Bab 23
Tiga bulan sebelumnya, Jakarta.
Ahmadi Fahsa berjalan keluar dari hotel dengan tangan terborgol, dua aparat berseragam mengawalnya masuk ke dalam sebuah van hitam milik kepolisian. Beberapa menit yang lalu pria tua itu tertangkap basah sedang berasyik-masyuk dengan seorang wanita muda yang disinyalir sebagai bonus tindakan sindikat korupsi daging impor yang dilakukannya. Entah darimana pihak kepolisian mendapatkan informasi, namun kini pria tua itu harus rela terjebak dan menjadi tumbal bagi sindikat korupsi yang melibatkan kaum-kaum tinggi.

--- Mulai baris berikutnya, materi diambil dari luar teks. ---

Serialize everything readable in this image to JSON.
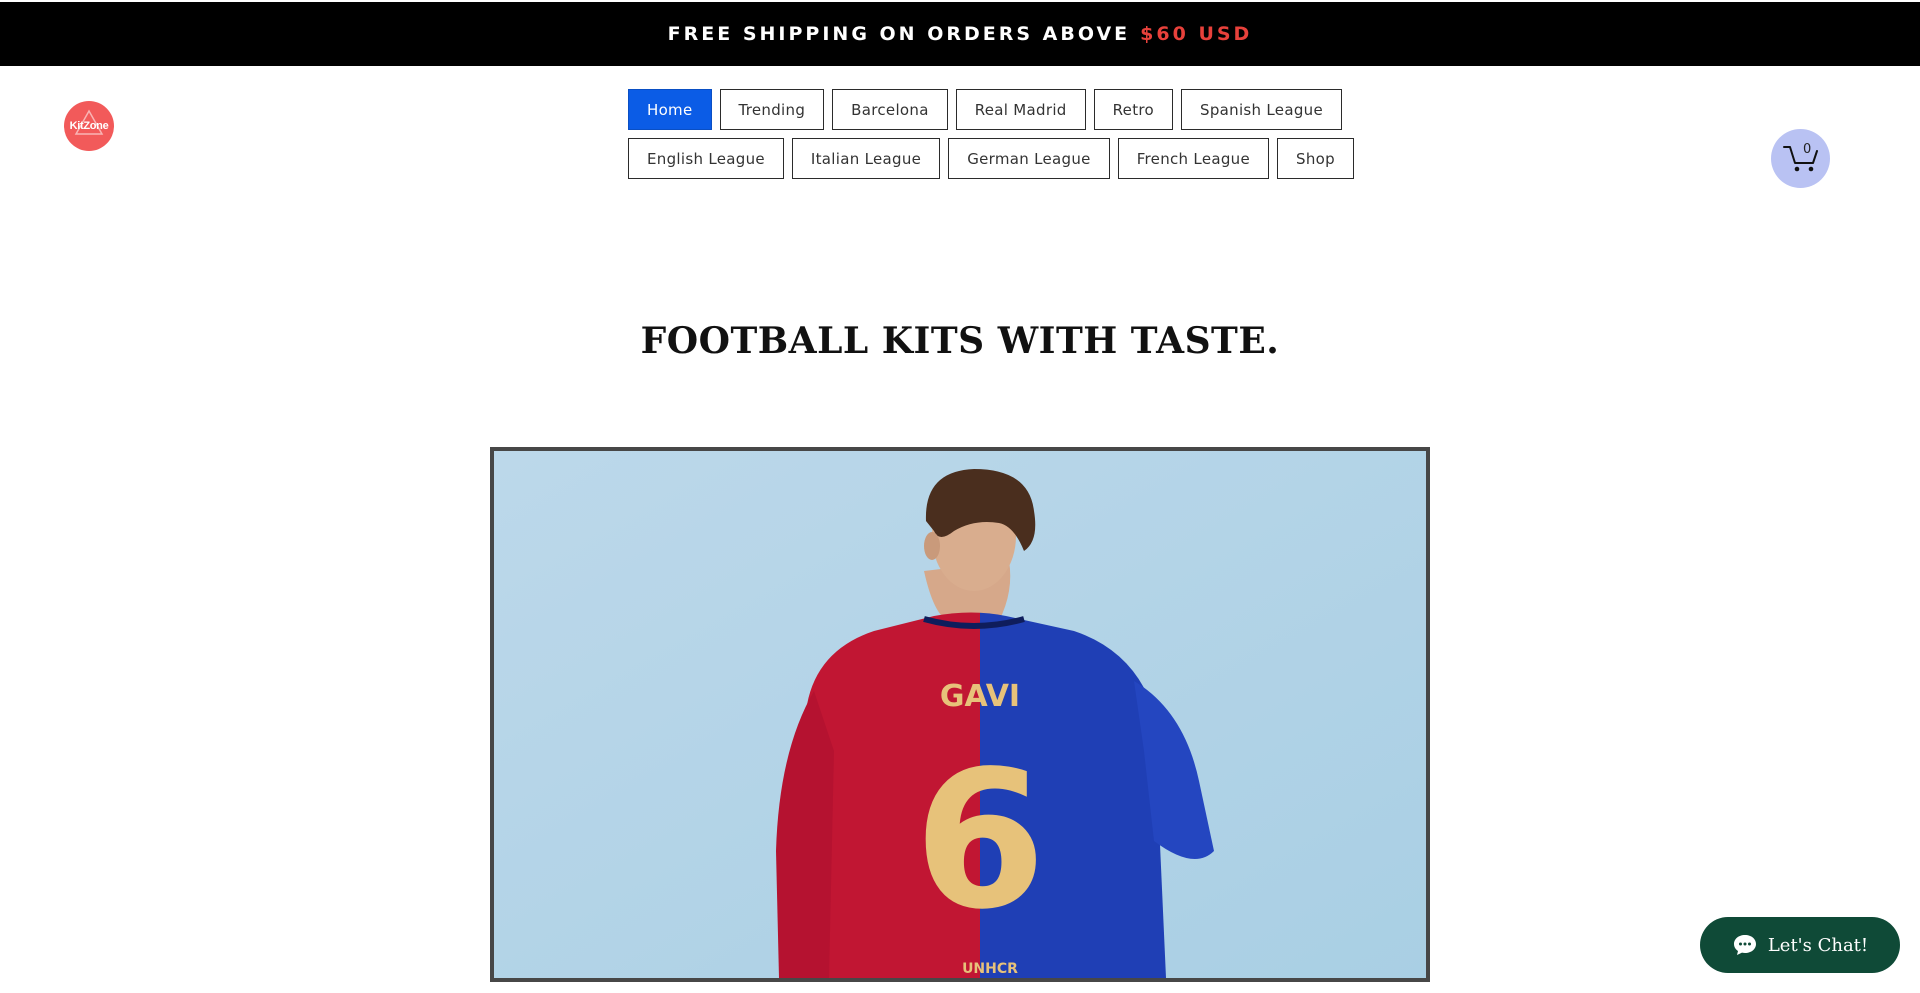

Ahmadi duduk di kursi belakang van hitam tersebut, seorang polisi berseragam dengan senjata lengkap duduk di hadapannya.
"Apa Bapak otak dari kasus korupsi ini?", tanya polisi itu di sela-sela perjalanan mereka ke kantor polisi.
"Jelas bukan" Ahmadi menjawab dingin, tampak jelas bahwa dia sedang sangat kesal. "Aku hanya alat, salah satu alat yang sekarang menjadi tumbal bajingan-bajingan itu"
Polisi itu tersenyum mendengar apa yang diucapkan oleh Ahmadi Fahsa. "Tapi anda terlibat? Dan anda bersalah?"
"Ya, dan status bersalahku akan jadi pengaman bagi mereka, kaum-kaum tinggi"
"Maksud Bapak?"
Ahmadi menyebutkan beberapa nama. Beberapa diantaranya adalah orang-orang penting yang memiliki kewenangan serta kekuasaan untuk mengatur apa yang terjadi pada negara ini. Hampir semua aspek, ekonomi, sosial, kurs mata uang, kesehatan, hampir semua aspek berada dalam kewenangan nama-nama yang disebut oleh Ahmadi Fahsa.
"Anda akan mengungkap itu pada khayalak ramai?" tanya polisi itu sekali lagi.
Pria tua itu menatap polisi di depannya, wajah polisi itu terhalang oleh topi polisinya.
"Percuma, meskipun aku mengungkap, itu tidak akan pernah sampai pada mereka" jawab Ahmadi Fahsa tanpa ekspresi.
Senyum simpul terkembang samar di wajah polisi itu. Pria itu mengajukan sebuah pertanyaan lagi.
"Jika diberi kesempatan untuk menghukum orang-orang yang hendak cuci tangan dari kasus ini. Meski mungkin tidak semuanya, apakah anda akan melakukan itu dengan tangan anda sendiri?"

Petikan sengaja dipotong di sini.